Friday, November 09, 2007

Chlorine

Last night while hanging up Harrison’s swim trunks from his lesson earlier in the evening, I caught a whiff of the chlorine emanating from the damp suit. I leaned in for a stronger sniff. I love that smell. It conjures nostalgia and relief at the same time.

I spent nearly every day of thirteen years - from age 10 to 23 - inhaling that scent. Too often, twice a day. They say the sense of smell brings up the strongest memories. It's true. Every time there’s chlorine in the air I’m back inside my two suits (one for drag, one to hold everything in), swimming miles in the training pool or stepping up to the blocks for a race. 10,000 hours condensed into one little smell.

One of the first memories that always emerges is morning practice at an outdoor pool in Simi Valley, CA. At 5am we’d walk out of the locker room and onto the cold cement deck, the sun still under the horizon. My teammates and I would stand along the edge of the pool and stare out into the fifty meters of water that was covered in shiny black beetles.
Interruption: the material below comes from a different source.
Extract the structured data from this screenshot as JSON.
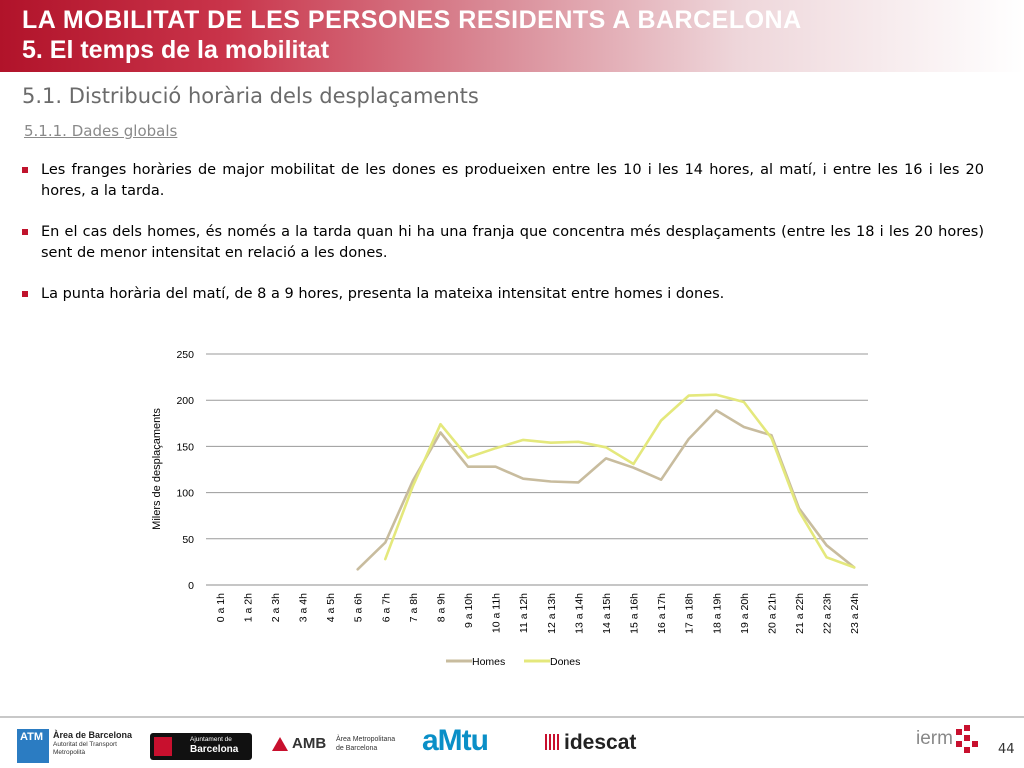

Someone would have to dive into the frigid water first, cracking the surface of bugs as if it were dirty ice. I’m fairly certain I was never that person. Maybe once to impress a boy. Over the course of our twenty-minute warm-up, we would only part our lips ever so slightly to breath so as not to let anything inside. The critters would eventually disappear until the next morning.

Another memory is that of boys in speedos. Back then being thisclose to so many was as natural as showering by yourself. But thinking about it now feels a little obscene. I used to be so immodest. What happened.
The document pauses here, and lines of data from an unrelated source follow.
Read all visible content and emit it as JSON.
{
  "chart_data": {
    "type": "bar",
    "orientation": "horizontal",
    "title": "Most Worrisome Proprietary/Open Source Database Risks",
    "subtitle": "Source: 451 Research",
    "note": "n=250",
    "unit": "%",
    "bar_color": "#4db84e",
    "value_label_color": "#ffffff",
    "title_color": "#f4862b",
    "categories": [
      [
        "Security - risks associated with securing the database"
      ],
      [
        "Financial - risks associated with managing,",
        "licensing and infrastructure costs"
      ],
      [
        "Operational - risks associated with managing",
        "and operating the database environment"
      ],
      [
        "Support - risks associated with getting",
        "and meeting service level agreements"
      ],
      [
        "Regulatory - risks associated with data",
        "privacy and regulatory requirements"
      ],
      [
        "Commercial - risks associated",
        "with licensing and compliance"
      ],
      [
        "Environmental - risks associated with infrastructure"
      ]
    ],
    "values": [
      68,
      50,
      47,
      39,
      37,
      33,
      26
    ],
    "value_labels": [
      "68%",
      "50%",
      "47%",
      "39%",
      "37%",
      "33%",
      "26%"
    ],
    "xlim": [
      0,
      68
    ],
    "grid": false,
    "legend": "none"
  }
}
But the memory taking up the most space is one of the endless back and forth. Back and forth. Back and forth. A typical day included 10,000 yards of swimming, divided by the usual 25 yard pool, so 400 laps per day, times 5 days per week (I’m not including Saturday morning practice for averages sake), times 52 weeks per year = 104,000 laps per year. You can’t talk while you’re swimming, you can’t look at the view. There’s just you inside your little head and the black line on the bottom of the pool and the constant sloshing around your ears. It’s a wonder not more swimmers are insane. Maybe they are.

I can’t say I’m super fond of that memory, but if I think about it enough, it serves me well in my current life. Being jolted awake at 6am, relentlessly every morning, is still better than waking up at 4am with the dread of two grueling workouts still ahead. Instead of cold water, I get hot coffee. Instead of an unforgiving swimsuit, I get jeans and a hoodie. Instead of goggle eyes - red and burning with a used-up shade of black below, I get glamour eyes - shimmery pink with a fresh coat of concealer below.

I wouldn’t give up the experience of course. It instilled tough discipline, paid for college and gave me terrific friends. But I wouldn’t do it again, that’s for sure. As for my own kids, of course we'll be encouraging some sport that requires more energy and endurance than even they have. Because they'll never truly realize how hard they've worked until it's over.